Key Experimental Results¶
Main Results¶
Average Accuracy on German Medical Benchmarks
| Model | Average Accuracy |
|---|---|
| BioMistral-7B (baseline) | 43.55 |
| BioMistral-7B-SLERP | 48.22 |
| Mistral-7B-Instruct | 49.73 |
| DeFineMed-Mistral-7B-SLERP | 56.46 |
| Qwen2.5-7B-Instruct | 59.08 |
| DeFineMed-Qwen2.5-7B | 64.91 |
Ablation Study¶
- The Qwen2.5-based DeFineMed 7B model achieves approximately a 3.5× improvement in pairwise win rate against Mistral-Small-24B-Instruct.
- SLERP model merging successfully restores instruction-following capability, but introduces side effects such as language mixing (German–English code-switching) and increased verbosity.
- Continual pre-training yields a larger gain for Qwen2.5-based models (+5.83) than for Mistral-based models (+6.73), though both improvements are substantial.
Key Findings¶
- Continual pre-training combined with model merging enables 7B models to approach and compete with 24B models on German medical tasks.
- Data quality matters more than data scale—a carefully filtered corpus of 5.1 billion tokens is sufficient to yield significant improvements.
- Model merging is effective at restoring instruction-following capability, but inherent trade-offs such as language mixing remain.
- The choice of base model has a substantial impact on final performance (Qwen2.5 > Mistral).
Highlights & Insights¶
- The hybrid data filtering pipeline (LLM annotation + ML classifier) is practical and transferable to other domains and languages.
- The finding that a 7B model can compete with a 24B model has significant practical implications for resource-constrained clinical settings.
- The failure mode analysis (language mixing, verbosity) provides an honest assessment of adaptation trade-offs.
- The methodology is directly generalizable to medical LLM development in other non-English languages.
Limitations & Future Work¶
- The approach targets German only and has not been extended to other languages.
- Language mixing and verbosity issues require targeted subsequent fine-tuning to resolve.
- The optimal ordering of continual pre-training and instruction fine-tuning remains an open question.

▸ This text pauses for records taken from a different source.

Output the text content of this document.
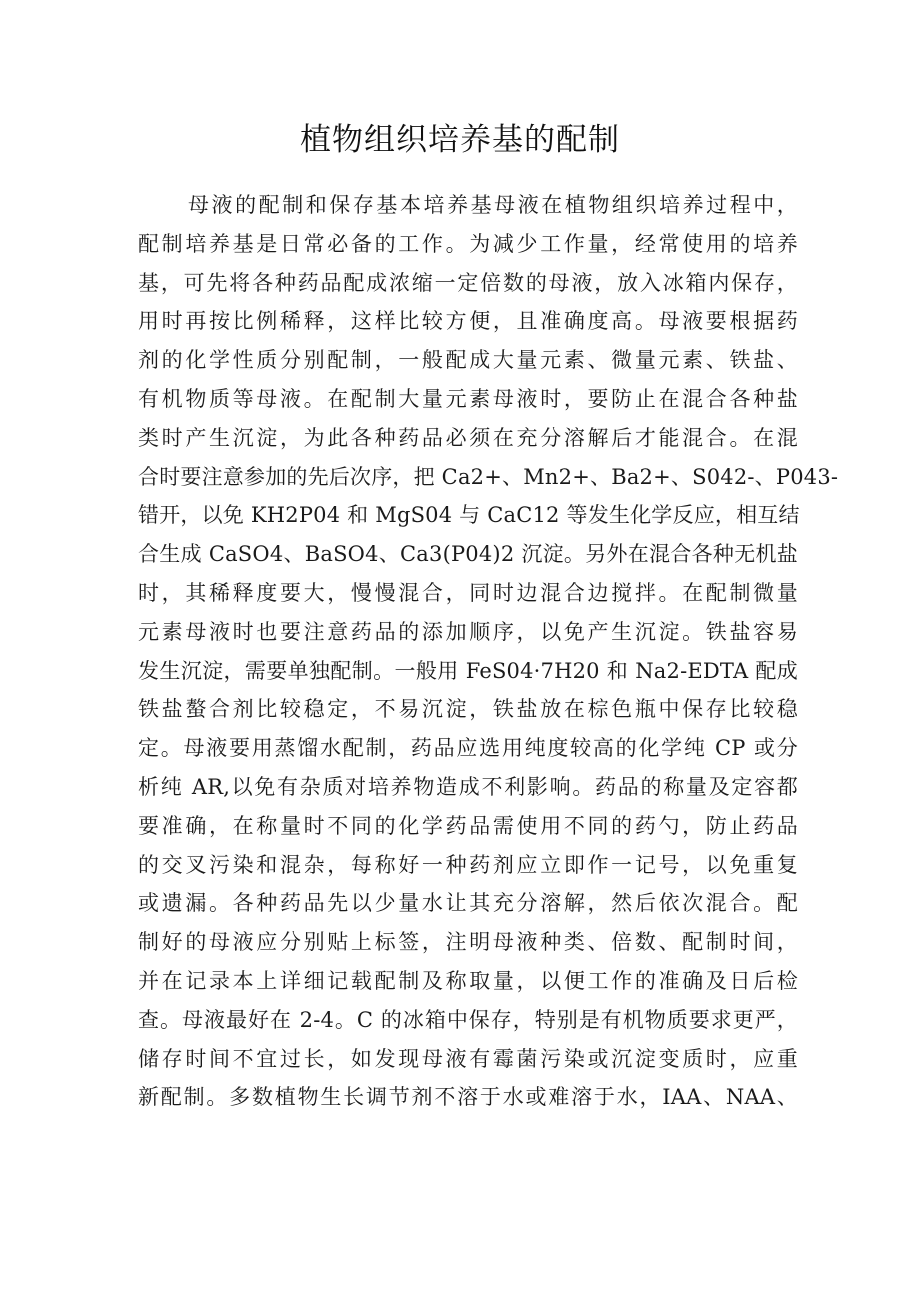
植物组织培养基的配制
母液的配制和保存基本培养基母液在植物组织培养过程中，
配制培养基是日常必备的工作。为减少工作量，经常使用的培养
基，可先将各种药品配成浓缩一定倍数的母液，放入冰箱内保存，
用时再按比例稀释，这样比较方便，且准确度高。母液要根据药
剂的化学性质分别配制，一般配成大量元素、微量元素、铁盐、
有机物质等母液。在配制大量元素母液时，要防止在混合各种盐
类时产生沉淀，为此各种药品必须在充分溶解后才能混合。在混
合时要注意参加的先后次序，把 Ca2+、Mn2+、Ba2+、S042-、P043-
错开，以免 KH2P04 和 MgS04 与 CaC12 等发生化学反应，相互结
合生成 CaSO4、BaSO4、Ca3(P04)2 沉淀。另外在混合各种无机盐
时，其稀释度要大，慢慢混合，同时边混合边搅拌。在配制微量
元素母液时也要注意药品的添加顺序，以免产生沉淀。铁盐容易
发生沉淀，需要单独配制。一般用 FeS04·7H20 和 Na2-EDTA 配成
铁盐螯合剂比较稳定，不易沉淀，铁盐放在棕色瓶中保存比较稳
定。母液要用蒸馏水配制，药品应选用纯度较高的化学纯 CP 或分
析纯 AR,以免有杂质对培养物造成不利影响。药品的称量及定容都
要准确，在称量时不同的化学药品需使用不同的药勺，防止药品
的交叉污染和混杂，每称好一种药剂应立即作一记号，以免重复
或遗漏。各种药品先以少量水让其充分溶解，然后依次混合。配
制好的母液应分别贴上标签，注明母液种类、倍数、配制时间，
并在记录本上详细记载配制及称取量，以便工作的准确及日后检
查。母液最好在 2-4。C 的冰箱中保存，特别是有机物质要求更严，
储存时间不宜过长，如发现母液有霉菌污染或沉淀变质时，应重
新配制。多数植物生长调节剂不溶于水或难溶于水，IAA、NAA、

- Model utility has not been validated in real clinical settings.
Related Work & Insights¶
- Compared to BioMistral, this work focuses not only on benchmark score improvements but also on the competitiveness of small models against larger ones.
- Apollo-2 follows an instruction fine-tuning route, whereas this work adopts a continual pre-training route—the two approaches are complementary.
- The effectiveness of SLERP in the medical domain receives further empirical support.
Rating¶
- Novelty: ⭐⭐⭐ — Individual methodological components are well-established, but their combined application to the German medical setting is valuable.
- Experimental Thoroughness: ⭐⭐⭐⭐ — Evaluation is comprehensive across three dimensions: multiple benchmarks, win-rate analysis, and failure mode analysis.
- Writing Quality: ⭐⭐⭐⭐ — Structure is clear and experimental design is sound.